Déclaration de Mme Geneviève Darrieussecq, ministre chargée de la mémoire et des anciens combattants, en réponse à une question sur le conflit du Haut-Karabakh, à l'Assemblée nationale le 19 janvier 2022.

Texte intégral

Plus d'un an après le conflit qui a frappé le Haut-Karabakh, le Caucase du Sud demeure en proie à des tensions qui freinent l'établissement d'une paix durable dans la région. L'accord de cessez-le-feu du 9 novembre 2020, qui a mis fin au conflit de l'automne 2020, reste imparfaitement mis en oeuvre et ses angles morts laissent plusieurs questions sans réponse.

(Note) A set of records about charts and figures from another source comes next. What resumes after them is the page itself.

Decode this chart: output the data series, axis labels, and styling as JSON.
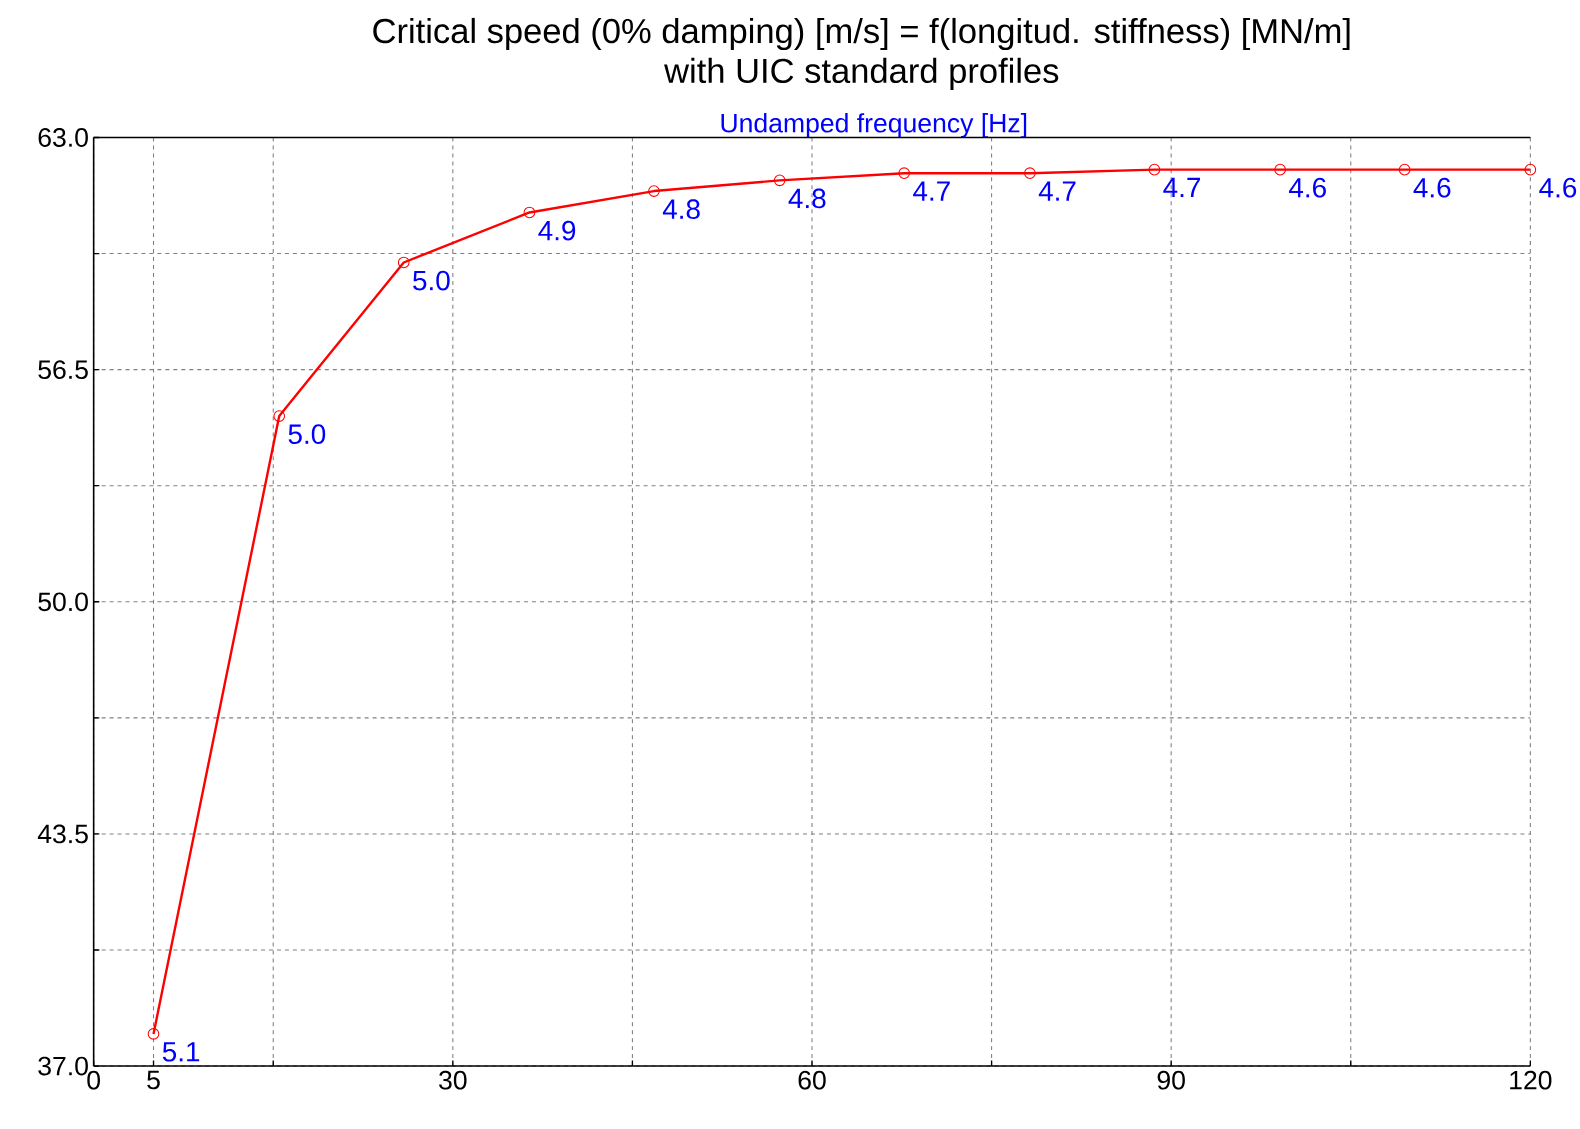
{
  "chart_data": {
    "type": "line",
    "title": "Critical speed (0% damping) [m/s] = f(longitud. stiffness) [MN/m]",
    "subtitle": "with UIC standard profiles",
    "annotations": [
      "Undamped frequency [Hz]",
      {
        "text": "5.1",
        "x": 5,
        "y": 37.9
      },
      {
        "text": "5.0",
        "x": 15.5,
        "y": 55.2
      },
      {
        "text": "5.0",
        "x": 25.9,
        "y": 59.5
      },
      {
        "text": "4.9",
        "x": 36.4,
        "y": 60.9
      },
      {
        "text": "4.8",
        "x": 46.8,
        "y": 61.5
      },
      {
        "text": "4.8",
        "x": 57.3,
        "y": 61.8
      },
      {
        "text": "4.7",
        "x": 67.7,
        "y": 62.0
      },
      {
        "text": "4.7",
        "x": 78.2,
        "y": 62.0
      },
      {
        "text": "4.7",
        "x": 88.6,
        "y": 62.1
      },
      {
        "text": "4.6",
        "x": 99.1,
        "y": 62.1
      },
      {
        "text": "4.6",
        "x": 109.5,
        "y": 62.1
      },
      {
        "text": "4.6",
        "x": 120,
        "y": 62.1
      }
    ],
    "x": [
      5,
      15.5,
      25.9,
      36.4,
      46.8,
      57.3,
      67.7,
      78.2,
      88.6,
      99.1,
      109.5,
      120
    ],
    "series": [
      {
        "color": "#ff0000",
        "values": [
          37.9,
          55.2,
          59.5,
          60.9,
          61.5,
          61.8,
          62.0,
          62.0,
          62.1,
          62.1,
          62.1,
          62.1
        ]
      }
    ],
    "xlim": [
      0,
      120
    ],
    "ylim": [
      37,
      63
    ],
    "xticks": [
      0,
      5,
      {
        "value": 15,
        "label": null
      },
      30,
      {
        "value": 45,
        "label": null
      },
      60,
      {
        "value": 75,
        "label": null
      },
      90,
      {
        "value": 105,
        "label": null
      },
      120
    ],
    "yticks": [
      {
        "value": 37,
        "label": "37.0"
      },
      {
        "value": 40.25,
        "label": null
      },
      {
        "value": 43.5,
        "label": "43.5"
      },
      {
        "value": 46.75,
        "label": null
      },
      {
        "value": 50,
        "label": "50.0"
      },
      {
        "value": 53.25,
        "label": null
      },
      {
        "value": 56.5,
        "label": "56.5"
      },
      {
        "value": 59.75,
        "label": null
      },
      {
        "value": 63,
        "label": "63.0"
      }
    ],
    "grid": true,
    "marker": "circle",
    "line_style": "solid"
  }
}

La France, coprésidente du groupe de Minsk avec la Russie et les Etats-Unis, reste déterminée et travaille à l'établissement d'une paix durable entre les deux parties. C'est le sens des échanges que le Président de la République a eus avec le Premier ministre arménien et le Président de l'Azerbaïdjan à Bruxelles le 15 décembre dernier. C'est aussi le sens de l'effort de Jean-Yves Le Drian : le 10 novembre 2021, il a réuni à Paris ses deux homologues pour la première fois depuis la fin de la guerre.

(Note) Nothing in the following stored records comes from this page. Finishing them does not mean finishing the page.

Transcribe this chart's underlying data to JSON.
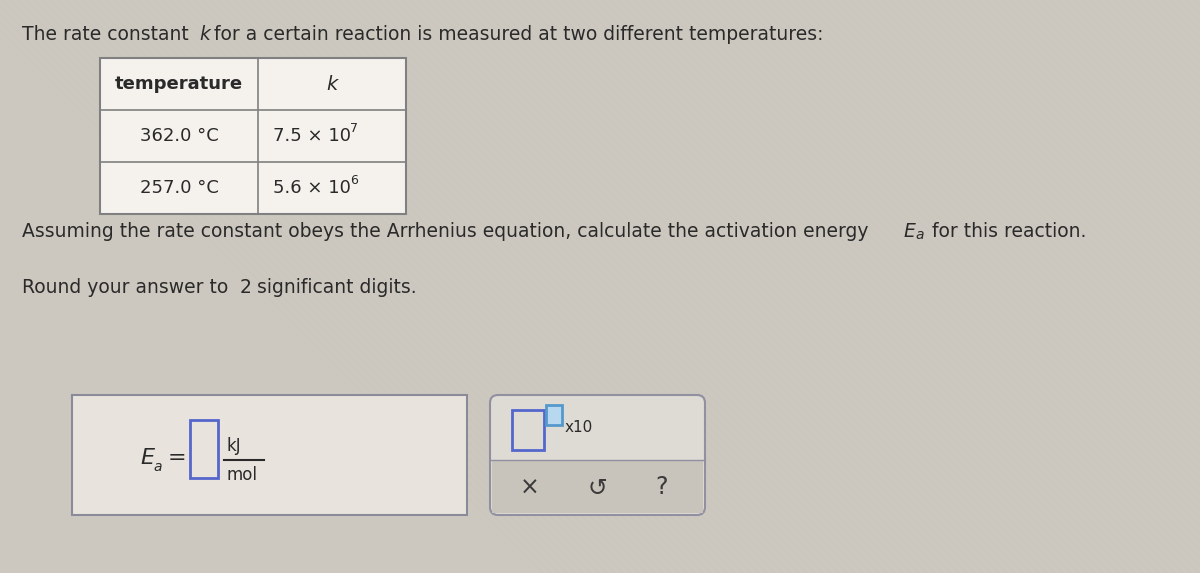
{
  "bg_color": "#cdc8bf",
  "text_color": "#2a2a2a",
  "title_text_parts": [
    {
      "text": "The rate constant ",
      "style": "normal"
    },
    {
      "text": "k",
      "style": "italic"
    },
    {
      "text": " for a certain reaction is measured at two different temperatures:",
      "style": "normal"
    }
  ],
  "table_header_col1": "temperature",
  "table_header_col2": "k",
  "table_row1_col1": "362.0 °C",
  "table_row1_col2": "7.5 × 10",
  "table_row1_exp": "7",
  "table_row2_col1": "257.0 °C",
  "table_row2_col2": "5.6 × 10",
  "table_row2_exp": "6",
  "arrhenius_line1": "Assuming the rate constant obeys the Arrhenius equation, calculate the activation energy ",
  "arrhenius_ea": "E",
  "arrhenius_sub": "a",
  "arrhenius_line2": " for this reaction.",
  "round_text_pre": "Round your answer to ",
  "round_num": "2",
  "round_text_post": " significant digits.",
  "table_bg": "#f5f2ee",
  "table_border": "#808080",
  "box1_bg": "#e8e3dc",
  "box1_border": "#8a8a9a",
  "box2_bg": "#dedad4",
  "box2_border": "#9090a0",
  "box2_bot_bg": "#c8c4bc",
  "input_border": "#5566cc",
  "input_bg": "#e8e3dc",
  "tiny_border": "#5599cc",
  "tiny_bg": "#b8d8f0",
  "unit_line_color": "#2a2a2a"
}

Nous devons traiter plusieurs enjeux clés pour parvenir à stabiliser la situation et discuter des paramètres d'une solution durable. Je pense par exemple à la délimitation de la frontière entre les deux pays, qui reste inachevée et suscite des tensions importantes. L'incursion en mai 2021 des forces armées azerbaïdjanaises en territoire arménien, que le Président de la République a été le premier à dénoncer, est un héritage du passé des deux anciennes républiques voisines de l'URSS. La France a toujours insisté sur l'importance de mener ce travail par le biais d'une négociation, loin de tout fait accompli sur le terrain. Je pense aussi, en second lieu, aux discussions que nous poursuivons sur l'ensemble des problèmes humanitaires liés au conflit de l'automne 2020 qui restent à résoudre, à commencer par la libération des prisonniers de guerre et le déminage. Les développements de ces dernières semaines sont encourageants, puisque vingt prisonniers ont été libérés par l'Azerbaïdjan au mois de décembre et que l'Arménie a remis toutes les cartes des champs de mines qui étaient en sa possession.

Vous connaissez notre engagement sur le plan de l'aide humanitaire. En 2021, nous avons consacré 2 millions d'euros au financement des activités du Comité international de la Croix-Rouge, le CICR, qui est aujourd'hui l'unique organisation internationale active au Haut-Karabakh et qui rend visite aux détenus arméniens et continue les recherches des personnes portées disparues. Nous sommes donc au rendez-vous de la responsabilité, sur la base de notre mandat de coprésident du groupe de Minsk, en recherchant avec les deux parties des solutions pragmatiques aptes à établir la paix.

Par ailleurs, et ce n'est évidemment pas exclusif, nous restons au rendez-vous de la solidarité avec le peuple arménien, eu égard aux liens historiques et culturels qui nous lient à lui. Dans ce cadre, nous travaillons au renforcement de nos liens de coopération avec l'Arménie, avec laquelle nous avons récemment conclu une feuille de route bilatérale. Je peux vous l'assurer : en sa qualité de coprésident du groupe de Minsk de l'Organisation pour la sécurité et la coopération en Europe (OSCE), la France ne ménagera aucun effort pour favoriser la paix dans le Caucase du Sud, et nous continuerons à oeuvrer sans relâche dans ce sens.